The burden of proof was upon John to establish the last Will(s) was valid. John took the opportunity at trial to assert that the best way nowadays to assess testamentary capacity was not through the prism of a case 150 years old with its references to “poison” and “delusions”; but rather by adopting a more modern test which better reflects the reality of the society we now live in on the basis of the MCA.
Unfortunately for John, he was unable to persuade the Court at first instance and the Court of Appeal that his mother was not suffering from insane delusions despite Jean’s best efforts to ensure her Estate passed only to him under the terms of her Will(s). The basis for this assessment was that Jean was suffering from an affective disorder at the material time of making the Wills, which included a complex grief reaction, 'insane delusions' and persisting depression following the death of Debs. By way of comparison, in Key v Key (2010) the testator’s updated Will which - benefited his daughters - was set aside as it was made at a time when he was still grieving the recent loss of his wife.

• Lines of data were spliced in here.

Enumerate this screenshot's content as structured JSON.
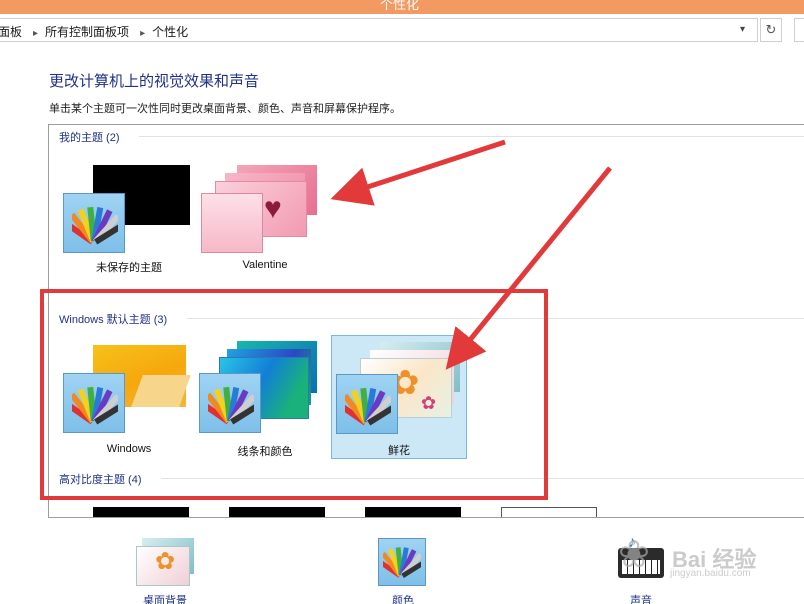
{
  "window": {
    "title": "个性化"
  },
  "address": {
    "crumbs": [
      "面板",
      "所有控制面板项",
      "个性化"
    ]
  },
  "page": {
    "heading": "更改计算机上的视觉效果和声音",
    "subheading": "单击某个主题可一次性同时更改桌面背景、颜色、声音和屏幕保护程序。"
  },
  "groups": {
    "my_themes": {
      "header": "我的主题 (2)",
      "tiles": [
        {
          "label": "未保存的主题"
        },
        {
          "label": "Valentine"
        }
      ]
    },
    "windows_default": {
      "header": "Windows 默认主题 (3)",
      "tiles": [
        {
          "label": "Windows"
        },
        {
          "label": "线条和颜色"
        },
        {
          "label": "鲜花",
          "selected": true
        }
      ]
    },
    "high_contrast": {
      "header": "高对比度主题 (4)"
    }
  },
  "bottom_bar": {
    "items": [
      {
        "label": "桌面背景"
      },
      {
        "label": "颜色"
      },
      {
        "label": "声音"
      }
    ]
  },
  "watermark": {
    "brand": "Bai 经验",
    "url": "jingyan.baidu.com"
  },
  "colors": {
    "titlebar": "#f29a62",
    "heading": "#1e3287",
    "selected_tile": "#cce8f7",
    "annotation_red": "#e23a3a"
  }
}
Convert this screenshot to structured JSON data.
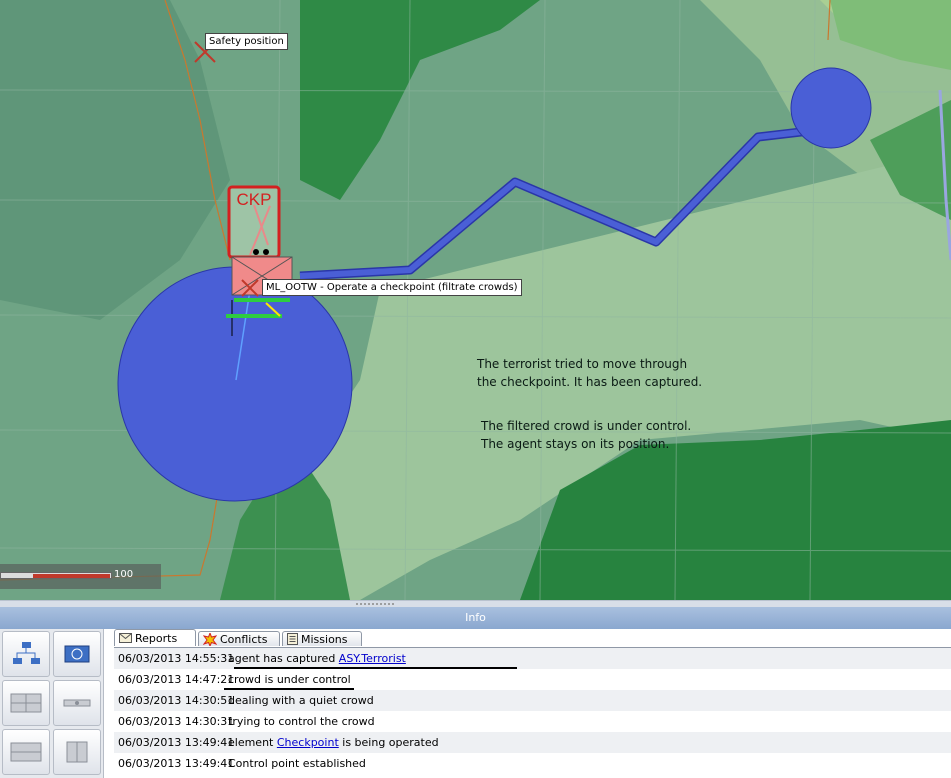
{
  "map": {
    "safety_label": "Safety position",
    "unit_label": "ML_OOTW - Operate a checkpoint (filtrate crowds)",
    "checkpoint_code": "CKP",
    "annotation_1": [
      "The terrorist tried to move through",
      "the checkpoint. It has been captured."
    ],
    "annotation_2": [
      "The filtered crowd is under control.",
      "The agent stays on its position."
    ],
    "scale_value": "100",
    "scale_fill_fraction": 0.71,
    "colors": {
      "route": "#4a5fd6",
      "area": "#4a5fd6",
      "unit": "#f08a8a",
      "checkpoint": "#d42020"
    }
  },
  "info": {
    "title": "Info",
    "tabs": [
      {
        "label": "Reports",
        "icon": "envelope-icon"
      },
      {
        "label": "Conflicts",
        "icon": "explosion-icon"
      },
      {
        "label": "Missions",
        "icon": "document-icon"
      }
    ],
    "toolbox": [
      "hierarchy-icon",
      "map-view-icon",
      "layout-grid-icon",
      "link-icon",
      "horizontal-split-icon",
      "vertical-split-icon"
    ],
    "reports": [
      {
        "time": "06/03/2013 14:55:31",
        "pre": "agent has captured ",
        "link": "ASY.Terrorist",
        "post": ""
      },
      {
        "time": "06/03/2013 14:47:21",
        "pre": "crowd is under control",
        "link": "",
        "post": ""
      },
      {
        "time": "06/03/2013 14:30:51",
        "pre": "dealing with a quiet crowd",
        "link": "",
        "post": ""
      },
      {
        "time": "06/03/2013 14:30:31",
        "pre": "trying to control the crowd",
        "link": "",
        "post": ""
      },
      {
        "time": "06/03/2013 13:49:41",
        "pre": "element ",
        "link": "Checkpoint",
        "post": " is being operated"
      },
      {
        "time": "06/03/2013 13:49:41",
        "pre": "Control point established",
        "link": "",
        "post": ""
      }
    ]
  }
}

John also didn’t come across terribly well at trial and his version of events was questioned. At the Court of Appeal reference was made to numerous cases concerning the correct test but found that any insane delusion must be irrational and fixed (which it did) and also took the opportunity to reaffirm that Banks v Goodfellow remains the test for testamentary capacity before inviting the parties to reflect upon their positions and determine whether agreement can be reached without the expense of any further hearing.
The conflict between (1) Banks v Goodfellow and (2) the MCA 2005
In Clitheroe v Bond the Court was tasked among other things to assess whether Banks v Goodfellow was past its sell by date or whether the MCA was a better basis to address testamentary capacity?

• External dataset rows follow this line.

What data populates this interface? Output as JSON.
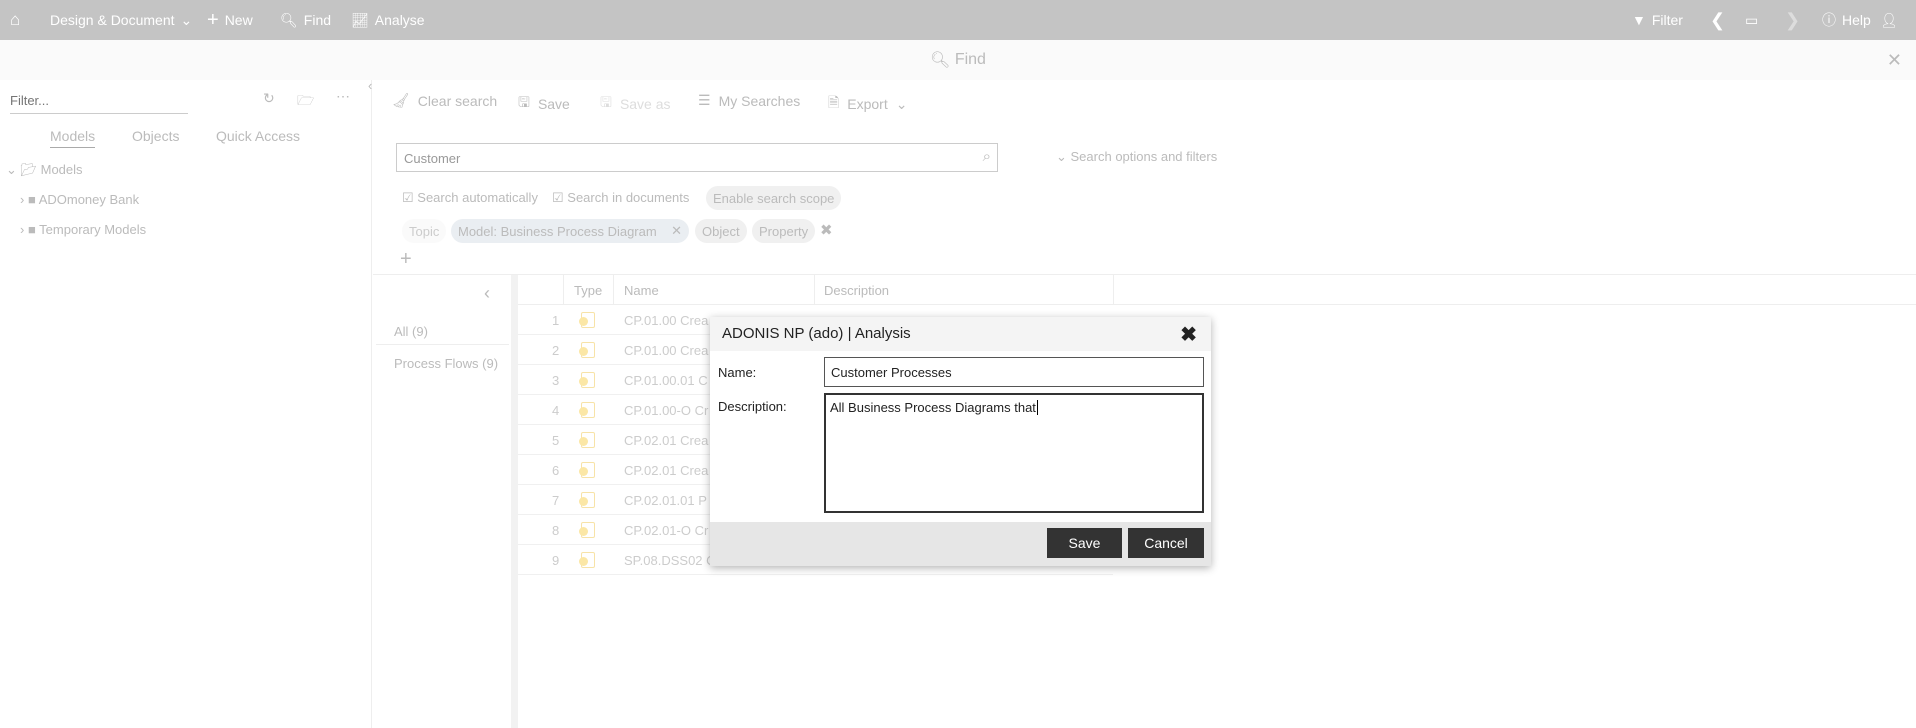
{
  "topbar": {
    "home_icon": "home-icon",
    "design": "Design & Document",
    "new": "New",
    "find": "Find",
    "analyse": "Analyse",
    "filter": "Filter",
    "help": "Help"
  },
  "findbar": {
    "title": "Find"
  },
  "left": {
    "filter_placeholder": "Filter...",
    "tabs": [
      "Models",
      "Objects",
      "Quick Access"
    ],
    "tree": {
      "root": "Models",
      "children": [
        "ADOmoney Bank",
        "Temporary Models"
      ]
    }
  },
  "toolbar": {
    "clear": "Clear search",
    "save": "Save",
    "save_as": "Save as",
    "my_searches": "My Searches",
    "export": "Export"
  },
  "search": {
    "value": "Customer",
    "options": "Search options and filters",
    "search_auto": "Search automatically",
    "search_docs": "Search in documents",
    "scope": "Enable search scope"
  },
  "chips": {
    "topic": "Topic",
    "model": "Model: Business Process Diagram",
    "object": "Object",
    "property": "Property"
  },
  "categories": [
    {
      "label": "All (9)"
    },
    {
      "label": "Process Flows (9)"
    }
  ],
  "table": {
    "headers": [
      "Type",
      "Name",
      "Description"
    ],
    "rows": [
      {
        "n": "1",
        "name": "CP.01.00 Crea"
      },
      {
        "n": "2",
        "name": "CP.01.00 Crea"
      },
      {
        "n": "3",
        "name": "CP.01.00.01 C"
      },
      {
        "n": "4",
        "name": "CP.01.00-O Cr"
      },
      {
        "n": "5",
        "name": "CP.02.01 Crea"
      },
      {
        "n": "6",
        "name": "CP.02.01 Crea"
      },
      {
        "n": "7",
        "name": "CP.02.01.01 P"
      },
      {
        "n": "8",
        "name": "CP.02.01-O Cr"
      },
      {
        "n": "9",
        "name": "SP.08.DSS02 C"
      }
    ]
  },
  "dialog": {
    "title": "ADONIS NP (ado) | Analysis",
    "name_label": "Name:",
    "name_value": "Customer Processes",
    "desc_label": "Description:",
    "desc_value": "All Business Process Diagrams that",
    "save": "Save",
    "cancel": "Cancel"
  }
}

Breaking the four part test in Banks v Goodfellow down:
How would basing testamentary capacity on the MCA change this?
The MCA is a landmark body of legislation. It established that, as far as possible, an individual should play a significant and active role in decisions about their welfare. There is also a basic presumption the individual does have decision-making capacity unless it can be proved otherwise. This is significant because, if it applied to Wills, it would reverse the burden of proof because the assumption is that capacity exists and it is for the challenger (in this case Susan) to prove otherwise. Susan would have to prove insane delusions and John would not have to prove all the tests in Banks v Goodfellow had been met, as is currently the case. Also, the MCA permits an individual to make an unwise decision (not that disinheriting a child is necessarily an unwise decision). But the MCA is used to determine the capacity of living persons, not to retrospectively assess testamentary capacity from an individual who has passed away.
Moving forward, this case re-emphasises the importance of clear instructions when preparing a Will and the value if possible of complying with the Golden Rule (which isn’t a rule of law but one of good practice) of obtaining contemporary medical evidence which may mean the parties don’t end up in Court throwing accusations at one another. It’s far cheaper and quicker to determine capacity to make a Will at the time of its drafting rather than years later before a Court working from secondary evidence.
But for now, Banks v Goodfellow remains firmly in place though realistically it is certain to face more challenges in the next 150 years.